Der Mäzen Hans-Joachim Camphausen hatte knapp 200.000 Euro an gesammelten Spendengeldern in Aussicht gestellt, um den fehlenden Figurenschmuck des historischen Elberfelder Rathauses wieder herstellen zu lassen.

Es handelt sich um vier Standbilder einst einflußreicher Fürsten, die mit der Wuppertaler Geschichte zu tun hatten: Kaiser Friedrich I. Barbarossa, Herzog Johann III. von Berg, König Friedrich Wilhelm III. von Preußen und Kaiser Wilhelm II.

Vor allem an Wilhelm II. entzündeten sich alte Vorbehalte

Gerade der Regierungszeit des Letztgenannten hat Wuppertal viel zu verdanken. Nicht nur die berühmte 1901 eröffnete Schwebebahn entstand damals, die Stadt hatte insgesamt einen großen wirtschaftlichen Aufschwung zu verzeichnen, von dem noch viele historistische Hausfassaden Zeugnis ablegen.

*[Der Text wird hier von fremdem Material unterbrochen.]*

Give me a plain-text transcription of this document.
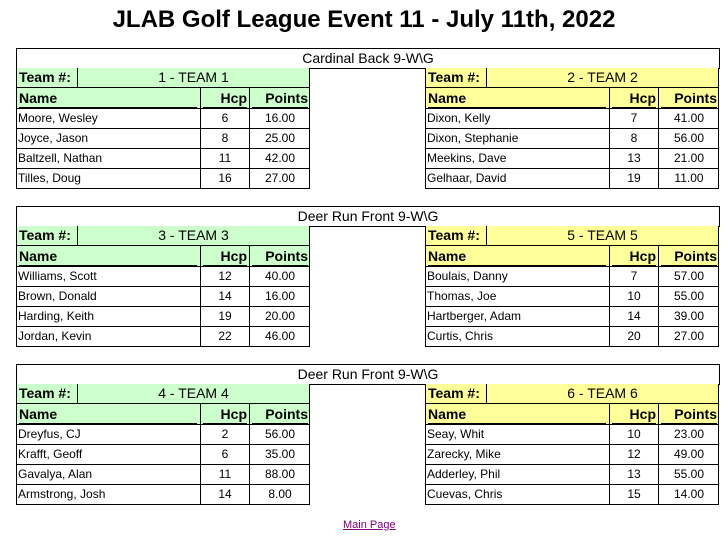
JLAB Golf League Event 11 - July 11th, 2022
Cardinal Back 9-W\G
Team #:	1 - TEAM 1
Name	Hcp	Points
Moore, Wesley	6	16.00
Joyce, Jason	8	25.00
Baltzell, Nathan	11	42.00
Tilles, Doug	16	27.00
Team #:	2 - TEAM 2
Name	Hcp	Points
Dixon, Kelly	7	41.00
Dixon, Stephanie	8	56.00
Meekins, Dave	13	21.00
Gelhaar, David	19	11.00
Deer Run Front 9-W\G
Team #:	3 - TEAM 3
Name	Hcp	Points
Williams, Scott	12	40.00
Brown, Donald	14	16.00
Harding, Keith	19	20.00
Jordan, Kevin	22	46.00
Team #:	5 - TEAM 5
Name	Hcp	Points
Boulais, Danny	7	57.00
Thomas, Joe	10	55.00
Hartberger, Adam	14	39.00
Curtis, Chris	20	27.00
Deer Run Front 9-W\G
Team #:	4 - TEAM 4
Name	Hcp	Points
Dreyfus, CJ	2	56.00
Krafft, Geoff	6	35.00
Gavalya, Alan	11	88.00
Armstrong, Josh	14	8.00
Team #:	6 - TEAM 6
Name	Hcp	Points
Seay, Whit	10	23.00
Zarecky, Mike	12	49.00
Adderley, Phil	13	55.00
Cuevas, Chris	15	14.00
Main Page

Nachdem der Kaiser bereits die Ruhmeshalle im Stadtteil Barmen eröffnet hatte, weihte er auch das besagte Elberfelder Rathaus am 24. Oktober 1900 höchstpersönlich ein. Die Figuren, um die es nun Streit gab, sah er indes gar nicht. Diese waren damals noch nicht fertiggestellt und konnten erst im Folgejahr, nach langer Diskussion über die qualitätvollste Ausführung, von einer Frankfurter Firma aufgestellt werden.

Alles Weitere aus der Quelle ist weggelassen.